Using Numeric Variables for the Cell parameters

  • Hi all,


    I have the following table:

    1am 2am 3am 4am 5am
    1 2 3 4 5


    The inputs of this program is the hours, for example, from 3am to 4am.
    Then, the average will calcuate (3+4)/2 ...


    Since I dont know what the user will input, I cannot use A1,B1 .. or index ...
    How can I specify an array containing the data?
    I was thinking since Range(Cells(1,3),Cells(1,4)) refers to A3:A4, then
    Average(" Range(Cells(1,3),Cells(1,4))") should work but it doesnt ...


    It should be a variation of the above ... but I dont know what that is.

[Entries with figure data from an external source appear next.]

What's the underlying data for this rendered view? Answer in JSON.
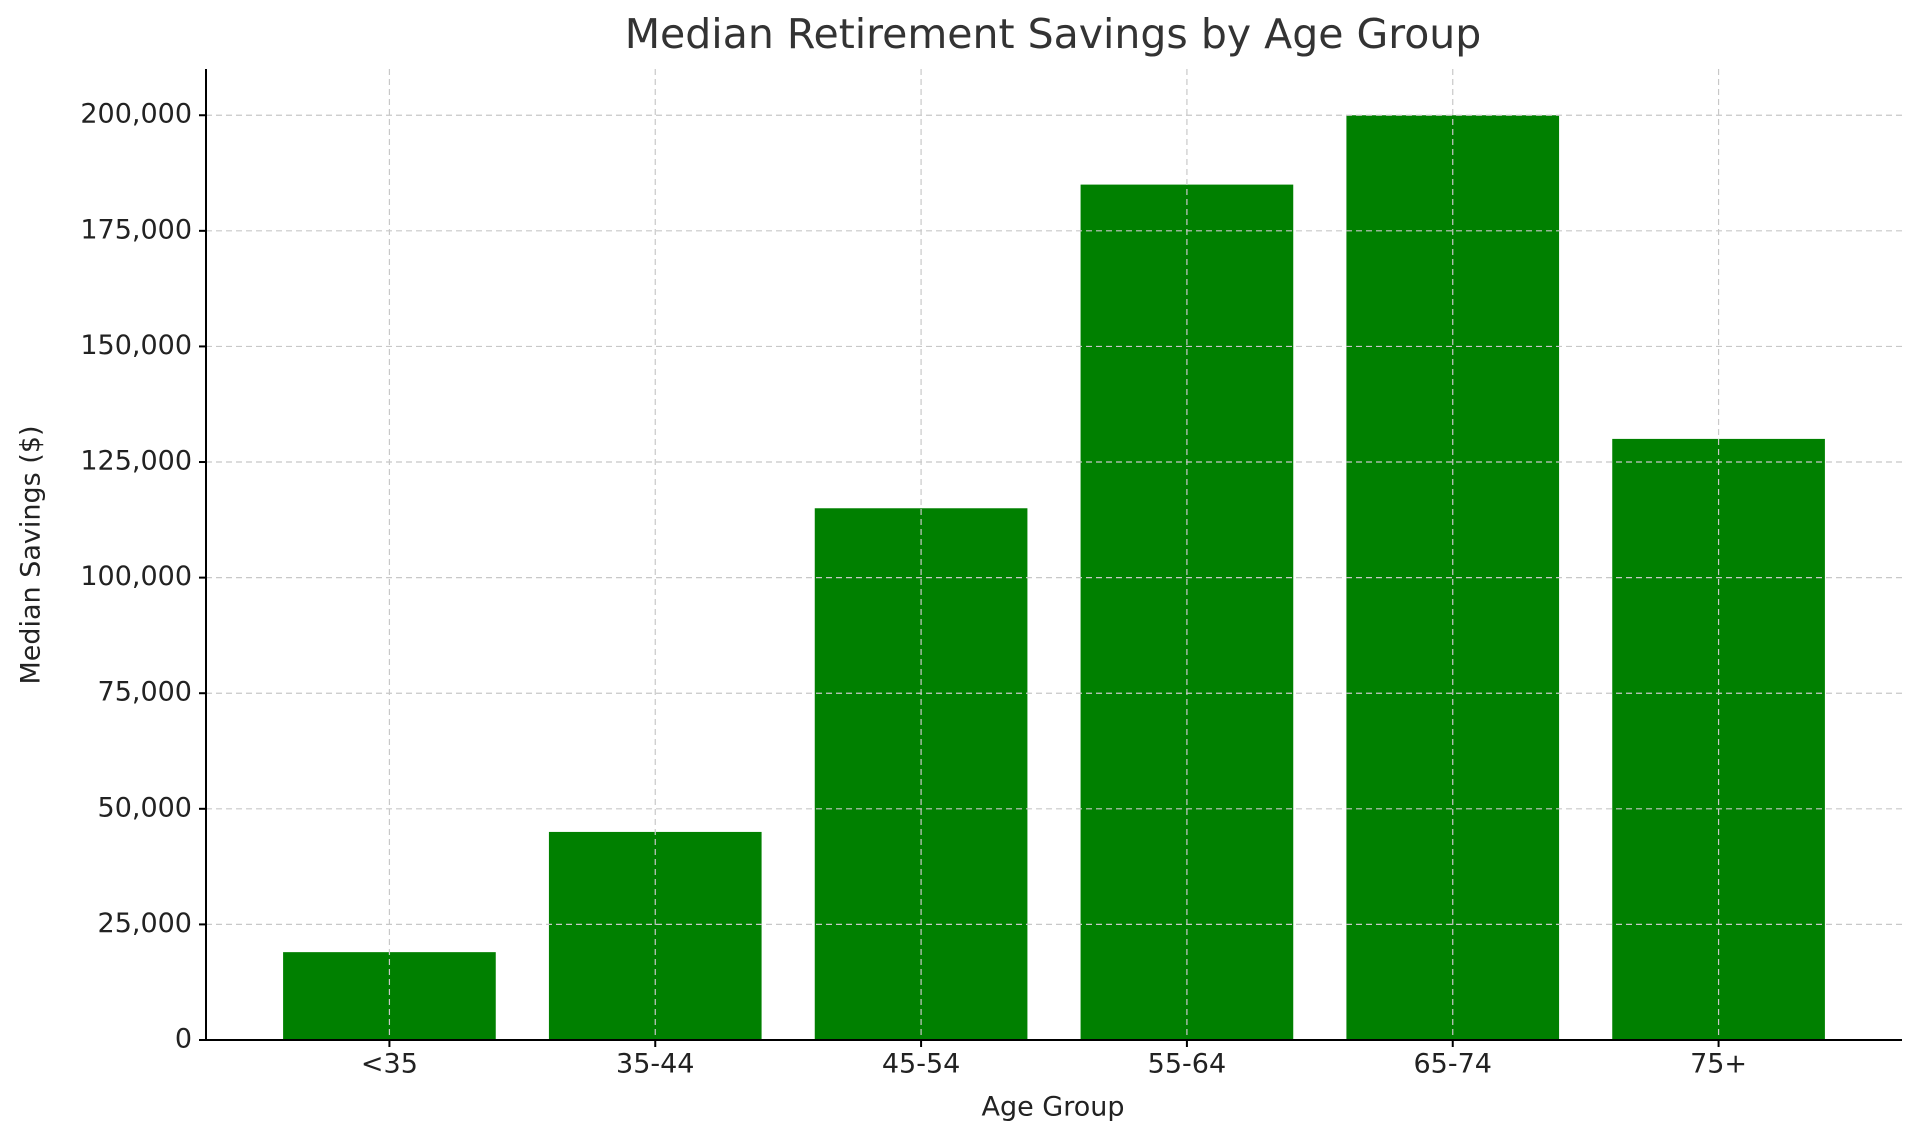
{
  "chart_data": {
    "type": "bar",
    "title": "Median Retirement Savings by Age Group",
    "x_label": "Age Group",
    "y_label": "Median Savings ($)",
    "categories": [
      "<35",
      "35-44",
      "45-54",
      "55-64",
      "65-74",
      "75+"
    ],
    "values": [
      19000,
      45000,
      115000,
      185000,
      200000,
      130000
    ],
    "color": "#008000",
    "ylim": [
      0,
      210000
    ],
    "yticks": [
      0,
      {
        "value": 25000,
        "label": "25,000"
      },
      {
        "value": 50000,
        "label": "50,000"
      },
      {
        "value": 75000,
        "label": "75,000"
      },
      {
        "value": 100000,
        "label": "100,000"
      },
      {
        "value": 125000,
        "label": "125,000"
      },
      {
        "value": 150000,
        "label": "150,000"
      },
      {
        "value": 175000,
        "label": "175,000"
      },
      {
        "value": 200000,
        "label": "200,000"
      }
    ],
    "grid": true
  }
}
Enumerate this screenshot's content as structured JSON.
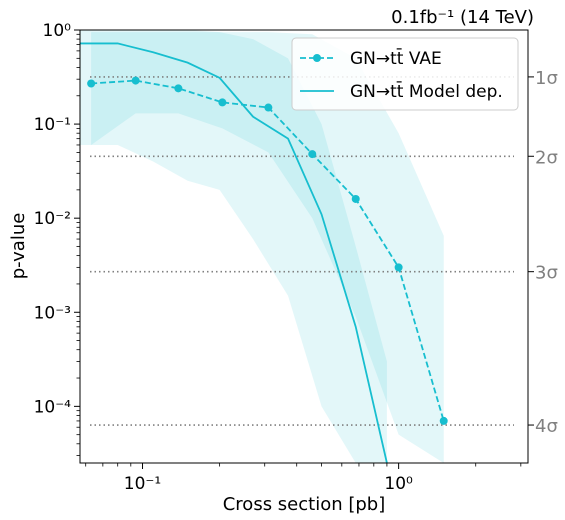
{
  "chart_data": {
    "type": "line",
    "title_right": "0.1fb⁻¹ (14 TeV)",
    "xlabel": "Cross section [pb]",
    "ylabel": "p-value",
    "x_scale": "log",
    "y_scale": "log",
    "xlim": [
      0.057,
      3.2
    ],
    "ylim": [
      2.5e-05,
      1.0
    ],
    "x_ticks": [
      {
        "value": 0.1,
        "label": "10⁻¹"
      },
      {
        "value": 1.0,
        "label": "10⁰"
      }
    ],
    "y_ticks": [
      {
        "value": 1.0,
        "label": "10⁰"
      },
      {
        "value": 0.1,
        "label": "10⁻¹"
      },
      {
        "value": 0.01,
        "label": "10⁻²"
      },
      {
        "value": 0.001,
        "label": "10⁻³"
      },
      {
        "value": 0.0001,
        "label": "10⁻⁴"
      }
    ],
    "sigma_lines": [
      {
        "label": "1σ",
        "p": 0.3173
      },
      {
        "label": "2σ",
        "p": 0.0455
      },
      {
        "label": "3σ",
        "p": 0.0027
      },
      {
        "label": "4σ",
        "p": 6.33e-05
      }
    ],
    "series": [
      {
        "name": "G_N→t t̄ VAE",
        "legend_label": "GN→tt̄ VAE",
        "style": "dashed-markers",
        "color": "#17becf",
        "x": [
          0.063,
          0.094,
          0.138,
          0.205,
          0.31,
          0.46,
          0.68,
          1.0,
          1.5
        ],
        "y": [
          0.27,
          0.29,
          0.24,
          0.17,
          0.15,
          0.048,
          0.016,
          0.003,
          7e-05
        ],
        "band_low": [
          0.06,
          0.13,
          0.13,
          0.09,
          0.05,
          0.01,
          0.0009,
          5e-05,
          2.5e-05
        ],
        "band_high": [
          0.95,
          0.95,
          0.95,
          0.95,
          0.95,
          0.9,
          0.5,
          0.08,
          0.0065
        ]
      },
      {
        "name": "G_N→t t̄ Model dep.",
        "legend_label": "GN→tt̄ Model dep.",
        "style": "solid",
        "color": "#17becf",
        "x": [
          0.057,
          0.08,
          0.11,
          0.15,
          0.2,
          0.27,
          0.37,
          0.5,
          0.68,
          0.9
        ],
        "y": [
          0.72,
          0.72,
          0.58,
          0.45,
          0.31,
          0.12,
          0.07,
          0.011,
          0.0007,
          2.5e-05
        ],
        "band_low": [
          0.06,
          0.06,
          0.04,
          0.025,
          0.02,
          0.006,
          0.0015,
          0.0001,
          2.5e-05,
          2.5e-05
        ],
        "band_high": [
          1.0,
          1.0,
          1.0,
          1.0,
          0.95,
          0.8,
          0.5,
          0.1,
          0.005,
          0.0003
        ]
      }
    ],
    "legend_position": "top-right",
    "colors": {
      "main": "#17becf",
      "band": "#17becf",
      "sigma_line": "#808080",
      "sigma_text": "#808080"
    }
  }
}
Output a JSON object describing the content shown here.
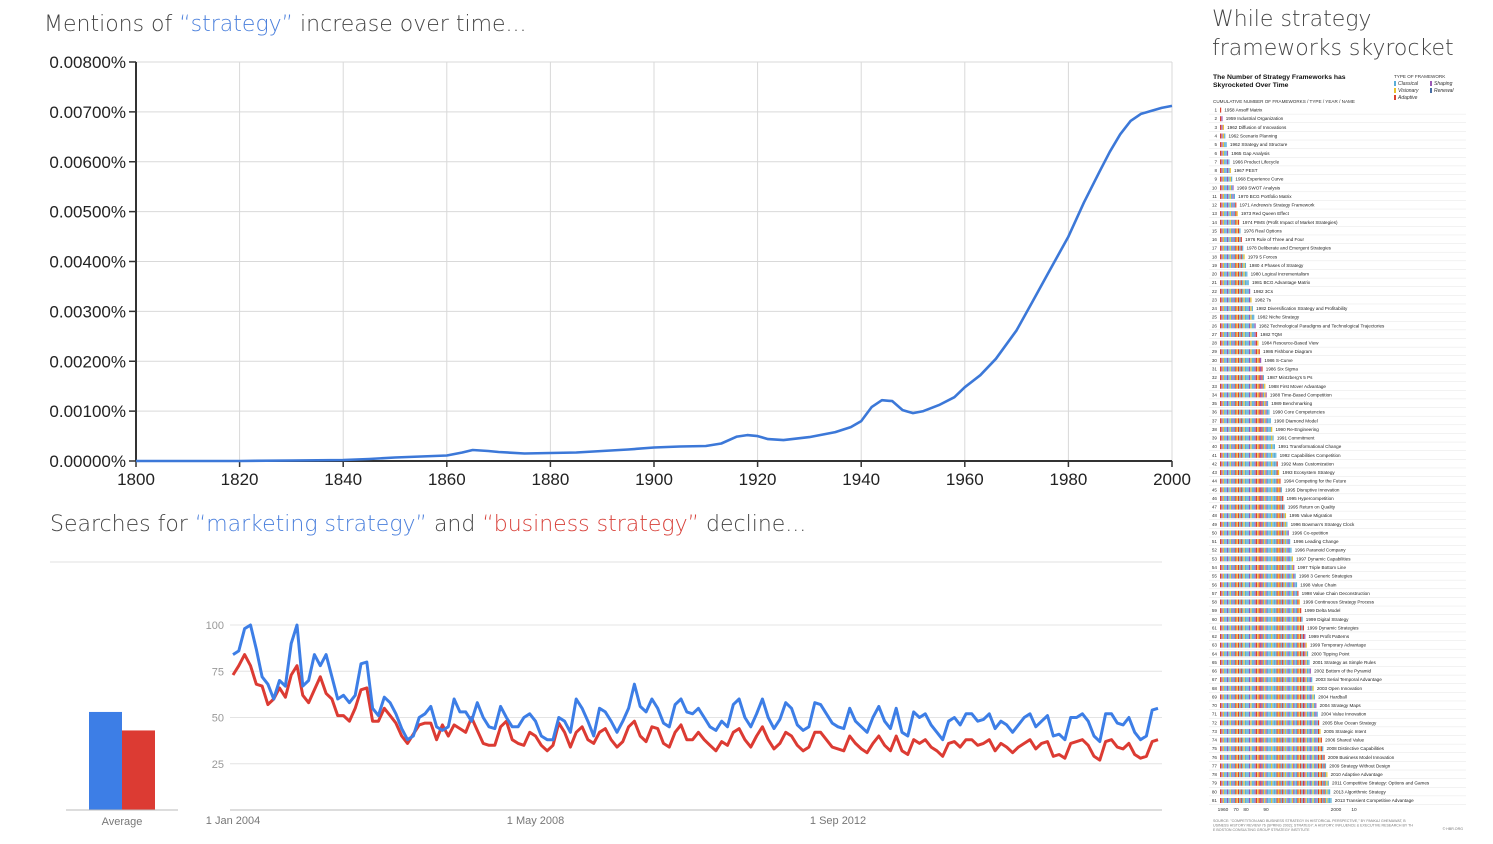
{
  "chart_data": [
    {
      "type": "line",
      "title_parts": [
        "Mentions of ",
        "“strategy”",
        " increase over time..."
      ],
      "xlim": [
        1800,
        2000
      ],
      "ylim": [
        0,
        0.008
      ],
      "x_ticks": [
        "1800",
        "1820",
        "1840",
        "1860",
        "1880",
        "1900",
        "1920",
        "1940",
        "1960",
        "1980",
        "2000"
      ],
      "y_ticks": [
        "0.00000%",
        "0.00100%",
        "0.00200%",
        "0.00300%",
        "0.00400%",
        "0.00500%",
        "0.00600%",
        "0.00700%",
        "0.00800%"
      ],
      "grid": true,
      "series": [
        {
          "color": "#3c78d8",
          "x": [
            1800,
            1810,
            1820,
            1830,
            1840,
            1845,
            1850,
            1855,
            1860,
            1863,
            1865,
            1868,
            1870,
            1875,
            1880,
            1885,
            1890,
            1895,
            1900,
            1905,
            1910,
            1913,
            1916,
            1918,
            1920,
            1922,
            1925,
            1930,
            1935,
            1938,
            1940,
            1942,
            1944,
            1946,
            1948,
            1950,
            1952,
            1955,
            1958,
            1960,
            1963,
            1966,
            1970,
            1973,
            1976,
            1980,
            1983,
            1986,
            1988,
            1990,
            1992,
            1994,
            1996,
            1998,
            2000
          ],
          "y": [
            0.0,
            0.0,
            0.0,
            1e-05,
            2e-05,
            4e-05,
            7e-05,
            9e-05,
            0.00011,
            0.00017,
            0.00022,
            0.0002,
            0.00018,
            0.00015,
            0.00016,
            0.00017,
            0.0002,
            0.00023,
            0.00027,
            0.00029,
            0.0003,
            0.00035,
            0.00049,
            0.00052,
            0.0005,
            0.00044,
            0.00042,
            0.00048,
            0.00058,
            0.00068,
            0.0008,
            0.00108,
            0.00122,
            0.0012,
            0.00102,
            0.00096,
            0.001,
            0.00112,
            0.00128,
            0.00148,
            0.00172,
            0.00205,
            0.00262,
            0.00318,
            0.00375,
            0.0045,
            0.00518,
            0.0058,
            0.0062,
            0.00655,
            0.00682,
            0.00696,
            0.00702,
            0.00708,
            0.00712
          ]
        }
      ]
    },
    {
      "type": "line",
      "title_parts": [
        "Searches for ",
        "“marketing strategy”",
        " and ",
        "“business strategy”",
        " decline..."
      ],
      "ylim": [
        0,
        100
      ],
      "y_ticks": [
        "25",
        "50",
        "75",
        "100"
      ],
      "x_ticks": [
        "1 Jan 2004",
        "1 May 2008",
        "1 Sep 2012"
      ],
      "x_tick_index": [
        0,
        52,
        104
      ],
      "series": [
        {
          "color": "#3d7ee6",
          "values": [
            84,
            86,
            98,
            100,
            87,
            72,
            68,
            60,
            70,
            67,
            90,
            100,
            67,
            70,
            84,
            78,
            84,
            72,
            60,
            62,
            58,
            62,
            79,
            80,
            55,
            51,
            61,
            58,
            52,
            44,
            38,
            40,
            50,
            52,
            56,
            45,
            43,
            45,
            60,
            53,
            53,
            48,
            58,
            50,
            45,
            44,
            56,
            50,
            45,
            45,
            50,
            52,
            48,
            40,
            38,
            38,
            50,
            48,
            42,
            60,
            55,
            48,
            40,
            55,
            53,
            48,
            42,
            48,
            55,
            68,
            56,
            53,
            60,
            55,
            47,
            45,
            57,
            60,
            53,
            52,
            55,
            50,
            45,
            43,
            48,
            45,
            57,
            60,
            50,
            45,
            52,
            60,
            50,
            44,
            49,
            58,
            55,
            46,
            43,
            45,
            58,
            57,
            52,
            47,
            45,
            44,
            55,
            48,
            45,
            42,
            50,
            56,
            48,
            44,
            55,
            42,
            40,
            53,
            50,
            52,
            46,
            42,
            38,
            48,
            50,
            46,
            52,
            52,
            48,
            49,
            52,
            44,
            48,
            46,
            42,
            46,
            50,
            52,
            45,
            48,
            51,
            40,
            41,
            38,
            50,
            50,
            52,
            48,
            40,
            37,
            52,
            52,
            47,
            46,
            50,
            42,
            38,
            40,
            54,
            55
          ],
          "avg": 53
        },
        {
          "color": "#dc3b33",
          "values": [
            73,
            78,
            84,
            78,
            68,
            67,
            57,
            60,
            66,
            61,
            73,
            78,
            62,
            58,
            65,
            72,
            63,
            60,
            51,
            51,
            48,
            55,
            65,
            66,
            48,
            48,
            55,
            51,
            47,
            40,
            36,
            41,
            46,
            47,
            47,
            38,
            46,
            40,
            46,
            44,
            42,
            50,
            43,
            36,
            35,
            35,
            45,
            48,
            38,
            36,
            35,
            42,
            40,
            35,
            32,
            35,
            47,
            42,
            34,
            42,
            45,
            38,
            36,
            42,
            44,
            38,
            34,
            37,
            45,
            48,
            40,
            37,
            45,
            44,
            36,
            34,
            42,
            46,
            38,
            38,
            42,
            38,
            35,
            32,
            37,
            35,
            42,
            44,
            38,
            34,
            40,
            45,
            38,
            33,
            36,
            42,
            40,
            35,
            32,
            34,
            42,
            42,
            38,
            34,
            33,
            32,
            40,
            36,
            33,
            31,
            36,
            40,
            35,
            32,
            40,
            32,
            30,
            38,
            36,
            38,
            34,
            32,
            29,
            36,
            37,
            34,
            38,
            38,
            35,
            36,
            38,
            32,
            36,
            34,
            31,
            34,
            36,
            38,
            33,
            36,
            37,
            29,
            30,
            28,
            36,
            37,
            38,
            35,
            29,
            27,
            37,
            38,
            34,
            33,
            36,
            30,
            28,
            29,
            37,
            38
          ],
          "avg": 43
        }
      ],
      "avg_label": "Average"
    },
    {
      "type": "bar",
      "title": "While strategy frameworks skyrocket",
      "inset_title": "The Number of Strategy Frameworks has Skyrocketed Over Time",
      "inset_header": "CUMULATIVE NUMBER OF FRAMEWORKS / TYPE / YEAR / NAME",
      "legend_title": "TYPE OF FRAMEWORK",
      "legend": [
        {
          "label": "Classical",
          "color": "#5aaed8"
        },
        {
          "label": "Shaping",
          "color": "#9b59b6"
        },
        {
          "label": "Visionary",
          "color": "#e8c12c"
        },
        {
          "label": "Renewal",
          "color": "#4a6fa5"
        },
        {
          "label": "Adaptive",
          "color": "#d9412e"
        }
      ],
      "x_ticks": [
        "1960",
        "70",
        "80",
        "90",
        "2000",
        "10"
      ],
      "source_note": "SOURCE: \"COMPETITION AND BUSINESS STRATEGY IN HISTORICAL PERSPECTIVE,\" BY PANKAJ GHEMAWAT, BUSINESS HISTORY REVIEW 76 (SPRING 2002); STRATEGY: A HISTORY; INFLUENCE & EXECUTIVE RESEARCH BY THE BOSTON CONSULTING GROUP STRATEGY INSTITUTE",
      "credit": "© HBR.ORG",
      "categories": [
        "1958 Ansoff Matrix",
        "1959 Industrial Organization",
        "1962 Diffusion of Innovations",
        "1962 Scenario Planning",
        "1962 Strategy and Structure",
        "1965 Gap Analysis",
        "1966 Product Lifecycle",
        "1967 PEST",
        "1968 Experience Curve",
        "1969 SWOT Analysis",
        "1970 BCG Portfolio Matrix",
        "1971 Andrews's Strategy Framework",
        "1973 Red Queen Effect",
        "1974 PIMS (Profit Impact of Market Strategies)",
        "1976 Real Options",
        "1976 Rule of Three and Four",
        "1978 Deliberate and Emergent Strategies",
        "1979 5 Forces",
        "1980 4 Phases of Strategy",
        "1980 Logical Incrementalism",
        "1981 BCG Advantage Matrix",
        "1982 3Cs",
        "1982 7s",
        "1982 Diversification Strategy and Profitability",
        "1982 Niche Strategy",
        "1982 Technological Paradigms and Technological Trajectories",
        "1982 TQM",
        "1984 Resource-Based View",
        "1986 Fishbone Diagram",
        "1986 S-Curve",
        "1986 Six Sigma",
        "1987 Mintzberg's 5 Ps",
        "1988 First Mover Advantage",
        "1988 Time-Based Competition",
        "1989 Benchmarking",
        "1990 Core Competencies",
        "1990 Diamond Model",
        "1990 Re-Engineering",
        "1991 Commitment",
        "1991 Transformational Change",
        "1992 Capabilities Competition",
        "1992 Mass Customization",
        "1993 Ecosystem Strategy",
        "1994 Competing for the Future",
        "1995 Disruptive Innovation",
        "1995 Hypercompetition",
        "1995 Return on Quality",
        "1995 Value Migration",
        "1996 Bowman's Strategy Clock",
        "1996 Co-opetition",
        "1996 Leading Change",
        "1996 Paranoid Company",
        "1997 Dynamic Capabilities",
        "1997 Triple Bottom Line",
        "1998 3 Generic Strategies",
        "1998 Value Chain",
        "1998 Value Chain Deconstruction",
        "1999 Continuous Strategy Process",
        "1999 Delta Model",
        "1999 Digital Strategy",
        "1999 Dynamic Strategies",
        "1999 Profit Patterns",
        "1999 Temporary Advantage",
        "2000 Tipping Point",
        "2001 Strategy as Simple Rules",
        "2002 Bottom of the Pyramid",
        "2003 Serial Temporal Advantage",
        "2003 Open Innovation",
        "2004 Hardball",
        "2004 Strategy Maps",
        "2004 Value Innovation",
        "2005 Blue Ocean Strategy",
        "2005 Strategic Intent",
        "2006 Shared Value",
        "2008 Distinctive Capabilities",
        "2009 Business Model Innovation",
        "2009 Strategy Without Design",
        "2010 Adaptive Advantage",
        "2011 Competitive Strategy: Options and Games",
        "2013 Algorithmic Strategy",
        "2013 Transient Competitive Advantage"
      ],
      "values": [
        1,
        2,
        3,
        4,
        5,
        6,
        7,
        8,
        9,
        10,
        11,
        12,
        13,
        14,
        15,
        16,
        17,
        18,
        19,
        20,
        21,
        22,
        23,
        24,
        25,
        26,
        27,
        28,
        29,
        30,
        31,
        32,
        33,
        34,
        35,
        36,
        37,
        38,
        39,
        40,
        41,
        42,
        43,
        44,
        45,
        46,
        47,
        48,
        49,
        50,
        51,
        52,
        53,
        54,
        55,
        56,
        57,
        58,
        59,
        60,
        61,
        62,
        63,
        64,
        65,
        66,
        67,
        68,
        69,
        70,
        71,
        72,
        73,
        74,
        75,
        76,
        77,
        78,
        79,
        80,
        81
      ]
    }
  ]
}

    Any help is appreciated !! Thanks!!


    Kim

  • You can't take the average of Text values (i.e. 3am and 4am), so I'm assuming that you wanted to average the values in the cells below those places. Then, this call should work as you want:


    WorksheetFunction.Average(Range(Cells(2,3), Cells(2,4)))


    When in VBA, to use an Excel function, you just need to specify "WorksheetFunction" in front. Hope that helps!

  • Thank you Jmhans.


    I was able to get it using VBA codes. However, because my table is actually very large, if I do it in VBA I probably need a loop so to calcuate the average many times. Like this ...


    1am 2am 3am 4am 5am Average
    1 2 3 4 5
    43 34 435 345 454
    ................................
    ...............................
    .................................


    I'm wondering how come I cant put "=average(Range(Cells(2,2),Cells(2,3)))"
    in the function window on top of the spreadsheet, while it works in the VBA codes ......


    Hope you can help me again, Thanks!!!


    Kim

  • I'm not sure I understand -


    For this example, you want it to calculate the average of the cells directly under 3am and 4am (3am and 4am being the user inputs), and you want that average put in the cell directly under "Average" for each of the rows that you have data in?


    And you already have a "For" Loop that calculates all of these averages?


    Not to question your intentions - but why do you need the formula to show up in the formula bar? I'm pretty sure that you can't do that as you want per se. You could use vba to actually set the formula for say Cell B6 (where the Average would be).


    That may look something like:


    Cells(2, 6).Formula = "=Average(" & Range(Cells(2, 3), Cells(2, 4)).Address & ")"


    You could put that in a Loop and VBA wouldn't actually calculate the averages, it would just put the appropriate formulas down the "Average" column. Actually, I just thought of an even easier way of doing that.


    Instead of looping, if it's always the average using the same columns, try these 2 lines of code instead of the full loop.


    Code
    Cells(2, 6).Formula = "=Average(" & Range(Cells(2, 3), Cells(2, 4)).Address(rowabsolute:=False) & ")"
    Range("F2").AutoFill Destination:=Range("F2", Range("E2").End(xlDown).Offset(0, 1))


    Hope something in here helps!

  • Now I'm starting to understand what it is that you want I think.


    If you go to "Tools" > "Options" > "General"
    and then select "R1C1" reference style


    Then, where you want your formulas, you just specify each Row and column numerically - (i.e. "B4" = "R4C2" since "B" is the second column and you wanted the 4th row).


    As far as I know, this is the only way to refer to a specific column by number rather than letter in Excel (not VBA).